Data distribution in Coarray Fortran can be expressed through (1) coarrays (since Fortran 2008) or through (2) collective subroutines (i.e. not necessarily using any coarrays, since Fortran 2018). Thus, we can also do coarray programming without even a single coarray declared in our codes. This should help to provide codes for a variety of devices in the future, including GPUs. My personal focus is currently on kernels utilizing coarrays but have also done a starting with another kernel type to utilize collective subroutines with them.
Another important topic with coarrays is symmetric memory, that we already have with the Intel compilers.

When using coarrays for the data distribution, I am using coreRMA functionality yet not only to bulletproof check the (customized) synchronization but also to regularly check the (non-atomic) data transfer through the (theoretical) network in my programming. This may sound complicated but the coding size of individual parts can be very small (e.g. a simple basic version of a coarray-based channel implementation with non-blocking synchronization). Here, Fortran can make complicated things simple. Such codes are very easy to maintain. Main topics on top are, non-blocking synchronizations, parallel loops, pairwise independent forward progress for (not only spatial) kernels, device-wide synchronizations, hierarchical parallelism, and certainly other topics as well. With some aspects of the topics, my Fortran programming (preparation) may already be further than the DPC++ book yet is. As we are just entering the exascale era, also with new types of devices, this is certainly not the right time to negate (Coarray) Fortran.

2 Likes

Well since I haven’t tried to run anything on a Windows system other than Office products since 1993, I’ll plead ignorance about anything targeted at Windows. At one time (with ifort not sure about ifx) you could supposedly try to replace Intel’s MPI with another distribution (at least I remember something on an Intel web site that implied you could). I tried it with openMPI but it didn’t work. I know there was an experimental implementation of openCoarrays based on openSHMEM but I don’t think it got very far. For small core (< 64 core) workstations, using shared memory directly instead of MPI (which may or may not have been compiled to use shared memory instead of TCP/IP on a multi-core processor) make more sense. I’ll add Simply Fortran to my list of compilers supporting co-arrays. I also just found out that Fujitsu’s compiler also supports them but I’m not sure what the transport layer is based on.

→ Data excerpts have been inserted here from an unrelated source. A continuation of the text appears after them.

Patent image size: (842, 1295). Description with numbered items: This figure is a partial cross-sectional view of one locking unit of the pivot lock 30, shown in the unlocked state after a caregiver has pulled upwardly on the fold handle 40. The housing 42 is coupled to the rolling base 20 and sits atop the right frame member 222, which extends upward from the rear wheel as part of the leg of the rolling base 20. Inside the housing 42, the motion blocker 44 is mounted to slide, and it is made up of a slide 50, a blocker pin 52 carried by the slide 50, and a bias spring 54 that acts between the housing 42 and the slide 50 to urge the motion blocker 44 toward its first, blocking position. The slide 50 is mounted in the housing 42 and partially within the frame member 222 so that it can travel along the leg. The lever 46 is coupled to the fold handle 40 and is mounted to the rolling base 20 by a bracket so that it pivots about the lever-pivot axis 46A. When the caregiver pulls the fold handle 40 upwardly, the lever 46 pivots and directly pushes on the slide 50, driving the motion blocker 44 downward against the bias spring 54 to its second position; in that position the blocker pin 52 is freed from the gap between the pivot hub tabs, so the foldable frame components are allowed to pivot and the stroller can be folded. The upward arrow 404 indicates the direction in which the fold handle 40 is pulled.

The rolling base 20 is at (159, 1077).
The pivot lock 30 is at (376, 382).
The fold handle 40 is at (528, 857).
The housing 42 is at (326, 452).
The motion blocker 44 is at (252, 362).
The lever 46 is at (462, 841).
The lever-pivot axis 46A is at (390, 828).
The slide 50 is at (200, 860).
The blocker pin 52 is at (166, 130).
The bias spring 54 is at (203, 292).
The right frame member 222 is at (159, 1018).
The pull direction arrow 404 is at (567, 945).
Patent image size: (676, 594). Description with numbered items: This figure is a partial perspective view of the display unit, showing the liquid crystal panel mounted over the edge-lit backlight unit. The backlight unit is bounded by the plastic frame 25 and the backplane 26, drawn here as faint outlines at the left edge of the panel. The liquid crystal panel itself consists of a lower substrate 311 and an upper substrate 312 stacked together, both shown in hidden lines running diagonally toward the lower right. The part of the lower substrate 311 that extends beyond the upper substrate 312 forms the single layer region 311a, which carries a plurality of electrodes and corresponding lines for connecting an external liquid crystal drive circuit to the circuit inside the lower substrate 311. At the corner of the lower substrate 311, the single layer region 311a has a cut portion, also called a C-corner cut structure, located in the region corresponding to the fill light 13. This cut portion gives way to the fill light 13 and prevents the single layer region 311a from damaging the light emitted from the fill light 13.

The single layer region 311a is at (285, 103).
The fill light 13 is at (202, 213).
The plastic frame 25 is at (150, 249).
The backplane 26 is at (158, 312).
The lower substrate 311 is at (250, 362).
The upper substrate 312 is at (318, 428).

You certainly can use the Intel compiler with other MPI libraries and it is, in fact, quite commonly done on supercomputers and HPC clusters.

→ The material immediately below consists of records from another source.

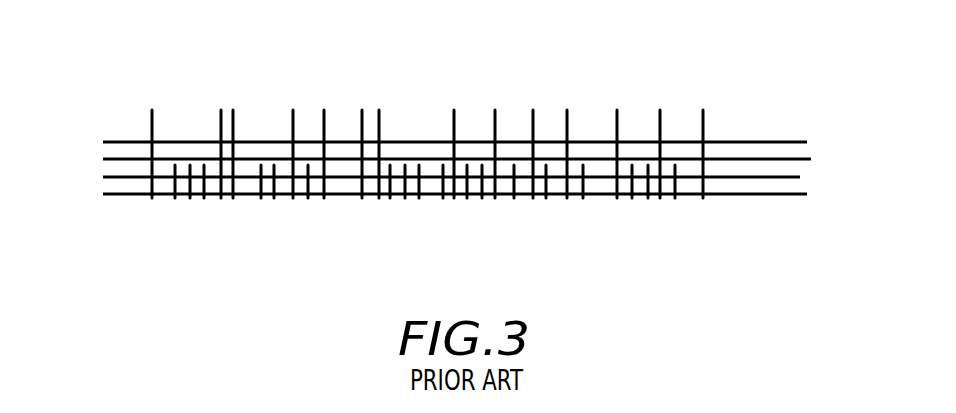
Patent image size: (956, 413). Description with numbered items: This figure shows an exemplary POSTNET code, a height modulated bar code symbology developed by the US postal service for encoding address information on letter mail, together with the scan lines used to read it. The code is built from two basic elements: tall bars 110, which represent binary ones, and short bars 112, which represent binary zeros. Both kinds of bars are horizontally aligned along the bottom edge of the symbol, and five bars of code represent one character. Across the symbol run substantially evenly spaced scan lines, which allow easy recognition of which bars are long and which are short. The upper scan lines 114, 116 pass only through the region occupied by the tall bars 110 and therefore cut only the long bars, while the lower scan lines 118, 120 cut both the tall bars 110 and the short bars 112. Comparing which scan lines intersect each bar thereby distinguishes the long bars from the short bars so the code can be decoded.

The tall bars 110 is at (233, 110).
The short bars 112 is at (204, 198).
The scan line 114 is at (777, 138).
The scan line 116 is at (800, 150).
The scan line 118 is at (800, 176).
The scan line 120 is at (793, 195).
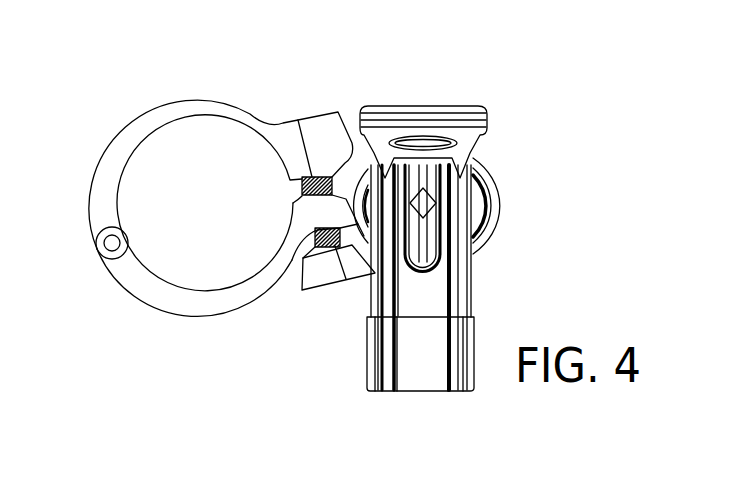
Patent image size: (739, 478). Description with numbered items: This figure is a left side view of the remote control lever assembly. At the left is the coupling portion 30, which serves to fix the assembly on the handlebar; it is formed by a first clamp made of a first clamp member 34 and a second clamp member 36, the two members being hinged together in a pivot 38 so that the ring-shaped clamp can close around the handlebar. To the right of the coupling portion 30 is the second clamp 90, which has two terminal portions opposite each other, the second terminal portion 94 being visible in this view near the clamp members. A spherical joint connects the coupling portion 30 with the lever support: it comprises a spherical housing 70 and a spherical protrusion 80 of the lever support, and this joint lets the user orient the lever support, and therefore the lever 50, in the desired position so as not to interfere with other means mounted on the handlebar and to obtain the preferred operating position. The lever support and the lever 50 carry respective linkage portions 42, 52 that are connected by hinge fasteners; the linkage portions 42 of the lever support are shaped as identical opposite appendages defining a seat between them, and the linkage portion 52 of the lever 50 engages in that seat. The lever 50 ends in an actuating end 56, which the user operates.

The coupling portion 30 is at (190, 218).
The first clamp member 34 is at (192, 303).
The second clamp member 36 is at (216, 112).
The pivot 38 is at (104, 249).
The second terminal portion 94 is at (308, 287).
The lever 50 is at (481, 239).
The actuating end 56 is at (456, 114).
The spherical housing 70 is at (458, 205).
The spherical protrusion 80 is at (462, 273).
The second clamp 90 is at (520, 200).
The linkage portions 42 is at (380, 391).
The linkage portion 52 is at (422, 383).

Yes, I’ve done that for MPI only runs for a couple of decades. The question though is can a non-Intel MPI implementation be used in place of Intel’s MPI as the transport layer for co-arrays. Again, I read a comment from an Intel person either here or on the Intel Fortran forum that implied you could. My one attempt at using openMPI instead of Intel’s MPI for co-arrays failed.

Edit. You still have to build any MPI distribution on any system with the Intel compilers if you want to use the mpi_f08 module instead of mpif.h in your Fortran applications compiled with ifort or ifx.